The machine begins by picking individual pills from large boxes that humans insert into the machine. Filling these stock boxes with the correct medication is the only role humans fill in the process. I spent a few minutes watching this step, and I was struck by how lazy the machine appeared. (OK, I guess anthropomorphizing machines is impossible to resist.) It took a second or two for its suction-powered arm to push down into box, grab on to a pill, and pull it up. Once in a while, the arm would miss and come up empty. But it was never fazed; the bot kept going, picking and picking and picking. After getting each pill, the robot packages it into a plastic bag that contains a barcode identifying the drug.

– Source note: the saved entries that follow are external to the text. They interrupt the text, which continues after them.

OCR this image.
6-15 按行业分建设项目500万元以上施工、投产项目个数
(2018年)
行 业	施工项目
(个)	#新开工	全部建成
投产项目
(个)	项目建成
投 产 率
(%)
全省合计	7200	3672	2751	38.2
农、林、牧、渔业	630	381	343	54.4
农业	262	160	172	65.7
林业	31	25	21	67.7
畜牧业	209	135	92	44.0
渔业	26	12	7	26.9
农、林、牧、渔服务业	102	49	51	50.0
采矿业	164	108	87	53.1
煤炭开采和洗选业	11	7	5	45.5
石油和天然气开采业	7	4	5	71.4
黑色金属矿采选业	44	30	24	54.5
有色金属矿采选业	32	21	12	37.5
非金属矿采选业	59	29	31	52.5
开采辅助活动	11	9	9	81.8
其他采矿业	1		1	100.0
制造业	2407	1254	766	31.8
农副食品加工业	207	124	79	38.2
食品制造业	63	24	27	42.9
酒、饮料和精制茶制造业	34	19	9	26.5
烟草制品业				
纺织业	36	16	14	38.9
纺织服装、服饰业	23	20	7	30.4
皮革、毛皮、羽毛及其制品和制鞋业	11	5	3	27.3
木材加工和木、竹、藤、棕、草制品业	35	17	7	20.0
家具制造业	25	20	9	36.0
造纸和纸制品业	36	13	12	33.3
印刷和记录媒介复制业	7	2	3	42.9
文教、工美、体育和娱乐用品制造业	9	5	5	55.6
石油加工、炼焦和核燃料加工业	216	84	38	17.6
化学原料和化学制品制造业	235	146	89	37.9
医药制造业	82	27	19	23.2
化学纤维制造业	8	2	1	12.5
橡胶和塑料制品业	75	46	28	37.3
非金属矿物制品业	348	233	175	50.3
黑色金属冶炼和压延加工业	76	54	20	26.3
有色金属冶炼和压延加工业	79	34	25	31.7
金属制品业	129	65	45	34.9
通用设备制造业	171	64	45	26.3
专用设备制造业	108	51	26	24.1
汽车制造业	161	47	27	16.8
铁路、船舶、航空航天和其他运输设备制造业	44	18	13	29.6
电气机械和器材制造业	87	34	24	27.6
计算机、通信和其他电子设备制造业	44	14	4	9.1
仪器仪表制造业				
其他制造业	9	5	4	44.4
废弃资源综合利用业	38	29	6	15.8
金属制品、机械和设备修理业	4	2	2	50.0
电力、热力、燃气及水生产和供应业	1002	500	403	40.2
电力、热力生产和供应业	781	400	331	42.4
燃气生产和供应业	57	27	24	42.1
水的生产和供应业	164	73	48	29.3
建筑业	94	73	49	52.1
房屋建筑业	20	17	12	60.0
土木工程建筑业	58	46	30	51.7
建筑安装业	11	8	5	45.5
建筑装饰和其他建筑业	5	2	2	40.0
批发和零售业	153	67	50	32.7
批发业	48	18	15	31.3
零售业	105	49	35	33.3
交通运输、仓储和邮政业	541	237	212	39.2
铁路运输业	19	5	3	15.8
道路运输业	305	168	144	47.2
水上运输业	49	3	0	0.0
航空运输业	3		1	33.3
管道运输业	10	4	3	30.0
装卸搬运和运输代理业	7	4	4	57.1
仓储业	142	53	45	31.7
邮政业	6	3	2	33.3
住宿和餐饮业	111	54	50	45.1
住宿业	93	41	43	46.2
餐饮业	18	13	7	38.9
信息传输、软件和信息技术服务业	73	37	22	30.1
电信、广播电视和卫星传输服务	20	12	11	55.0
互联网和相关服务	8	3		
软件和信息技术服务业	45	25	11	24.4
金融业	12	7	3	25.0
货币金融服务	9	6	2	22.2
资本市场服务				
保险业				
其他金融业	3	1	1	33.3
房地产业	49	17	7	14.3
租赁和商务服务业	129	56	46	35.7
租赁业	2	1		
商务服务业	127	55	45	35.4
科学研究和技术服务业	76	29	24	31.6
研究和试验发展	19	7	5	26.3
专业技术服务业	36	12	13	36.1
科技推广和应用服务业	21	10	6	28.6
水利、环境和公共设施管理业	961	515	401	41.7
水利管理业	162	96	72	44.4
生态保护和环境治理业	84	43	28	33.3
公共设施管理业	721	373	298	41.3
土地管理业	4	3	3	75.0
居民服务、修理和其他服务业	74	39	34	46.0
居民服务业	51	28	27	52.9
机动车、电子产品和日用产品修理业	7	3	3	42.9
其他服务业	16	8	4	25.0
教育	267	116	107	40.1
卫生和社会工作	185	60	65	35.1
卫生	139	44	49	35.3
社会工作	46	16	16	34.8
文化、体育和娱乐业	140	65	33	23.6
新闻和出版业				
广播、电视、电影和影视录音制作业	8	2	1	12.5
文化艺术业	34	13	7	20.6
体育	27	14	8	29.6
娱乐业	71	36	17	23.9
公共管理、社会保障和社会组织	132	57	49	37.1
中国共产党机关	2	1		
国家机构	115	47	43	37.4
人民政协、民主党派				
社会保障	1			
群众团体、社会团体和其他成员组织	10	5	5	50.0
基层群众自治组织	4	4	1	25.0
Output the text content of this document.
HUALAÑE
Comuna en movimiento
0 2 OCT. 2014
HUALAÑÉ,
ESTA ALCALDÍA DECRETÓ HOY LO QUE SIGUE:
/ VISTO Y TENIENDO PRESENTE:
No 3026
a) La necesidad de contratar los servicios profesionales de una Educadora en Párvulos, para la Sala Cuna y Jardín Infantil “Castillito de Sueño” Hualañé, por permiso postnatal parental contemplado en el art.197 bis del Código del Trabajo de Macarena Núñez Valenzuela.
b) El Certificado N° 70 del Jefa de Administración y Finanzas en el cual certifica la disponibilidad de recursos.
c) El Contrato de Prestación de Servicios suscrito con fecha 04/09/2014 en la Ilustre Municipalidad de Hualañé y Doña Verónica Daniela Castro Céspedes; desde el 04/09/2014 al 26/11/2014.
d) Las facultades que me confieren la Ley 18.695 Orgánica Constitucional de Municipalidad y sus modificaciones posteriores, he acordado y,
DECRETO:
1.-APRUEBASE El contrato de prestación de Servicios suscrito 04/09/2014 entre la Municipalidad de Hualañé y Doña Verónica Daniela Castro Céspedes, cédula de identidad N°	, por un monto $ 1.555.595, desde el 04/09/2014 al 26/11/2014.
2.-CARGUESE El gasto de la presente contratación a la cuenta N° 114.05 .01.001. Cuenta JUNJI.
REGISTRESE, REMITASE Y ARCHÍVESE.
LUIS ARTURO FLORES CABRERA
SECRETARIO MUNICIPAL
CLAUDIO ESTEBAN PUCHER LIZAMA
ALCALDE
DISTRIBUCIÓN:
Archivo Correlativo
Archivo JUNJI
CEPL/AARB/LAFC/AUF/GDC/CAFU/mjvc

Then, for each patient in the hospital, it selects the appropriate number of pill-containing bags and binds them together on a plastic ring. These rings are transported to the patient's bedside. When they're administered, a nurse scans the barcode on the pill ring, tracking the path of every drug to every patient.
Before installing the robot, UCSF needed about half of its more than 100 on-staff pharmacists to administer and check the drugs going out to patients on the floor; now nearly all have been reassigned to different parts of the hospital, where they make IVs, help adjust patients' drug regimens, and perform other tasks that had been neglected when they were simply filling prescriptions The robotic pharmacy cost $7 million to install—less than one year's salary for all those pharmacists—and when it's running at full capacity, it can dispense more than 10,000 doses a day. After it became operational last year, the robot filled 350,000 prescriptions without making a single error. (The first error it did encounter was a printer problem that was quickly caught by its human operators.)
Why are pharmacists so vulnerable to automation, and what can those of us who work in other fields learn from their plight? Over the last few months, I've spoken to several pharmacists and makers of pharmacy robots about how automation has changed the industry. These were grim conversations. Medicine is a growth industry; as the nation ages, we'll all need more drugs. Citing this demand, the Bureau of Labor Statistics projects a 17 percent increase in the need for pharmacists over the next decade. The high demand for pharmacists has also led to steady wage growth—in 2010, the median salary for an American pharmacist was $111,000, almost 70 percent more than what he earned in 1999.